|Riding Style||Alternative Freeride|
|Riding Level||Advanced - Expert|
|Fits Boot size (US)||8-10, 10-12|
|Camber Profile||Mostly Camber|
|Stance||Setback over 20mm|
|Approx. Weight||Feels Normal|
|On Snow Feel|
Bataleon Whitegold Shaka 2016 Review by The Good Ride
The Bataleon Whitegold Shaka has a very similar shape and rides to the Camel Toe except it’s got higher end tech. We had mixed opinions about this. We could see it being a really fun powder board but it doesn’t really have the ability to really shine on groomers that many other snow surfy boards like this have.
Ethics Statement: We don’t get paid by the manufacturer to write these reviews. We do make money from the “Where To Buy” links, but this is our best attempt at an honest and objective review from an average riders’ perspective.
Conditions: No fucking powder but instead just good groomers.
Riders: James, Peter, Jimbo
Boots: Burton SLX, Salomon F3.0, Burton Fiend LTD
Set Up: 23″ wide 15 front 0 back
On Snow Feel: What is interesting about the White Gold is there is camber from tip to tail in the middle but then there is a lot of the board lifted into almost a full-on smile at the nose and then slowly tapering away towards the middle. At the tail, it has some lift that then tapers away to the middle as well. So it’s very different from most boards when it comes to feeling underfoot. When flat basing and making non committed quick turns the Bataleon White Gold feels like a normal camber board. However, when laying into more committed carvy turns we found it to have that washy feel similar to a rocker which can at first really catch you off guard. Same for skidding turns and slashing around.
Powder: Unfortunately no powder to speak of but you can see with the taper, set back on board and so much of the nose lifted it’s going to float very similar to a hybrid camber board.
Turn Initiation: Nothing slow but also not a speed demon edge to edge. Didn’t really feel a lot of spring from turn to turn but again that might be because the lifted sides could be detracting from the spring. It pops off the tail fine for an ollie like a camber board would but it’s missing the pop out of a turn that you would expect from a board with camber from tip to tail.
Carving: Really washy on a carve and it’s not ideal for those that want to lay it out. It’s got a fun surfy feel that seems like it would welcome a surfy carve but the lifted sides let go really quick and all of us kept washing out. I personally found that I had to dial back my turning and really try to keep the weight between the feet like with a rocker board to even get a moderate carve going.
Speed: Not a bomber but there was good speed going on.

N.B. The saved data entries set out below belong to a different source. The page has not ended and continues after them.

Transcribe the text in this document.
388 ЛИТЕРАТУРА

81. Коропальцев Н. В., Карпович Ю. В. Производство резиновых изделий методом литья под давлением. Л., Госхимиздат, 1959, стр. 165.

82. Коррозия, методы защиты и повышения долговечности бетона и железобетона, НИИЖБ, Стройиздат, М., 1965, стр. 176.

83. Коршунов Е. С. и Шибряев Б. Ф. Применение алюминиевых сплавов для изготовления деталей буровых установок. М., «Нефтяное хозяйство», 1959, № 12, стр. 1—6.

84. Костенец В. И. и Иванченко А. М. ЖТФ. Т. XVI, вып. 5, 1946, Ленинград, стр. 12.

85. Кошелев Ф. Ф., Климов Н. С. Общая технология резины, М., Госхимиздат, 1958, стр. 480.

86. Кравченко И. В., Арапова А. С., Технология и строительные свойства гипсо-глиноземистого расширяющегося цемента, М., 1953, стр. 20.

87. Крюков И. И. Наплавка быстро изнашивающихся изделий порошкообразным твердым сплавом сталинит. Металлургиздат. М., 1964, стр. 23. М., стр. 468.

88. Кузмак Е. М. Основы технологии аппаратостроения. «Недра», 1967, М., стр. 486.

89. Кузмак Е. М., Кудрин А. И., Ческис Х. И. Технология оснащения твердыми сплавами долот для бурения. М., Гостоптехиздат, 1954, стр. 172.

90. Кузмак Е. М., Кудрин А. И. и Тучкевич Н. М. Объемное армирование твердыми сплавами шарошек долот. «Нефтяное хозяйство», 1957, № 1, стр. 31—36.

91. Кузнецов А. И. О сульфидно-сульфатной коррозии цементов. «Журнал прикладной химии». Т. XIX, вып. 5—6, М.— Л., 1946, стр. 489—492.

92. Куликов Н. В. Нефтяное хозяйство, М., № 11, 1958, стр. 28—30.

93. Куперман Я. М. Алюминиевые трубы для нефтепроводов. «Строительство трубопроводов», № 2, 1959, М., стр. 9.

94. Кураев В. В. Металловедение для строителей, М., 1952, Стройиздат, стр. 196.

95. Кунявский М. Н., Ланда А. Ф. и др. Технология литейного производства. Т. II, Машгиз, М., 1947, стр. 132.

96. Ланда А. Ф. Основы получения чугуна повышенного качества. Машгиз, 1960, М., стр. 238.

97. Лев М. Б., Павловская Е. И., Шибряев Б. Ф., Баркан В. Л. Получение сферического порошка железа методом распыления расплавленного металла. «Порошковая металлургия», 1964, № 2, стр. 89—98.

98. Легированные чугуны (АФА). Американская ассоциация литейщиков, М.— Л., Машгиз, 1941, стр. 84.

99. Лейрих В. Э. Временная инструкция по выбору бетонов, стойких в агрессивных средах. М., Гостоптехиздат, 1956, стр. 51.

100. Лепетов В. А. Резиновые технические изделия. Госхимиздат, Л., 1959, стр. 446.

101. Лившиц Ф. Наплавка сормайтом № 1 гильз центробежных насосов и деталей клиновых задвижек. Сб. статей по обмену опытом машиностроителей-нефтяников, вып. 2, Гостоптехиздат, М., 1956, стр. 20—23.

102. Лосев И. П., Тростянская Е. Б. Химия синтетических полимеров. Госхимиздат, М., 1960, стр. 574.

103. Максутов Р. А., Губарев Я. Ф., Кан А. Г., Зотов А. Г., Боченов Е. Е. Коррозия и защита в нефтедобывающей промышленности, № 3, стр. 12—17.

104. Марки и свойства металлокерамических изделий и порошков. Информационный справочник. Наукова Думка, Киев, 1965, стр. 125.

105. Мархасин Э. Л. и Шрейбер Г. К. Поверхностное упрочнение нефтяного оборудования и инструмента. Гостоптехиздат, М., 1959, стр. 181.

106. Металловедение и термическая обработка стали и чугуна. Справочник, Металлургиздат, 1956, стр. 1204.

Uneven Terrain: Pretty good for messy crowded resort snow.
Edge Hold: Not much going on here since most of the effective edge is lifted off the snow and there is no additional sidecut tech to compensate for it. It’s mainly for good snow riding.
Flex: Felt mediumish to med/stiff.
Pipe: Not that comfortable with the edge hold to try it unless the pipe was super soft.
Jumps: Good pop off the tail for an ollie as long as you hit it from the center. When trying to ollie if you are more on the lifted portion it isn’t ideal. It almost requires you to 100% flat base to pop off it without washing out.
So, all in all, we felt this would have a lot more going for it as a surfy powder board as well as a groomer board but to us, it’s more for just powder riding. Also, the TBT takes some getting used to. We haven’t had a ton of time on Bataleon TBT but enough to know it’s a very different ride than what many are used to with this style of board.